In a wild online meeting Tuesday with more than 1,200 Auburn University faculty members, a no-confidence vote against Provost Bill Hardgrave was scrapped after 71 percent of the faculty members voted not to hold the vote.
That vote followed a number of confusing procedural motions and heated arguments among some faculty members and administrators. Ultimately, however, a clear majority of the faculty saw no value in moving forward with the vote.
“I am heartened by the support that so many of our faculty expressed at today’s University Senate meeting, reinforcing the great work they have helped Auburn accomplish to date during the pandemic,” Hardgrave said in a statement released by the university. “Amid such support, we remain committed to providing a safe and rewarding academic experience at Auburn. As we go forward, I will continue to listen to each of our shared governance groups while heeding the input of faculty, students and staff and the advice of medical experts, building on the successes of our fall semester.”
Hardgrave had come under fire over the university’s response to the COVID-19 pandemic, with most of the anger surrounding the announcement that Auburn would push to increase in-person instruction to 70 percent in the spring semester.

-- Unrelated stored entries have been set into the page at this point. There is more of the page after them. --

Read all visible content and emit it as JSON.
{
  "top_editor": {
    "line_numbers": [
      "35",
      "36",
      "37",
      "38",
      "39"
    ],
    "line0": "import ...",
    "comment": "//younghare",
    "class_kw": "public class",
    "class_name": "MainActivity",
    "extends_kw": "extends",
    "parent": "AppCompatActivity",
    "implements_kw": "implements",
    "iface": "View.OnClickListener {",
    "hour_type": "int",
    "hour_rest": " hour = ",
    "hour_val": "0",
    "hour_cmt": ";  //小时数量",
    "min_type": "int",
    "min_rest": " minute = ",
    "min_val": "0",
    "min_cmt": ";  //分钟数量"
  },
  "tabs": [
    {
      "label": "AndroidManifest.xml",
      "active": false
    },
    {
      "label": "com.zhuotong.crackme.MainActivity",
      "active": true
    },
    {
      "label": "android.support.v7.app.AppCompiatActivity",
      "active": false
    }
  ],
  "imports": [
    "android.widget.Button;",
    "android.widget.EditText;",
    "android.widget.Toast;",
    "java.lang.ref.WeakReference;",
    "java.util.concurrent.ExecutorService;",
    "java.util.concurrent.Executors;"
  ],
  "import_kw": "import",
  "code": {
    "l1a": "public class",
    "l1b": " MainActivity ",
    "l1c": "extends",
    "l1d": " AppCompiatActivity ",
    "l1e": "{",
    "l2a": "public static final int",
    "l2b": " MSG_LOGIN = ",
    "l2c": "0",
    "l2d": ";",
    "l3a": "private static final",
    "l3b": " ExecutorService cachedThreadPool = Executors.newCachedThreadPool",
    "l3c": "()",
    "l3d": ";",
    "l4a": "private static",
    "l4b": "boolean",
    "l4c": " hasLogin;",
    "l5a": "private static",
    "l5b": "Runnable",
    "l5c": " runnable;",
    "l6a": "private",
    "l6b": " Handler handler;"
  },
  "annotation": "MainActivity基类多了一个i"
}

Faculty members instead wanted more flexibility in order to determine when remote instruction was necessary.
Hardgrave and university officials maintained that the 70 percent figure wasn’t conjured out of thin air or based on revenue projections, but was instead a product of numerous conversations with faculty, staff, students, medical professionals and other stakeholders.
Defending himself in previous meetings, Hardgrave noted that he held multiple town hall meetings with faculty, and the COVID protocols developed and implemented were the product of those meetings.
During Tuesday’s meeting, which was filled with angry outbursts, outright confusion and a number of comical exchanges, Hardgrave called the no-confidence vote “an attack” against him, both personally and professionally.
Ultimately, however, the majority of the faculty sided with Hardgrave, possibly because the university’s response to COVID has been rather successful. Auburn has experienced no layoffs or furloughs on campus, nor has it been forced to close campus or shut down classes.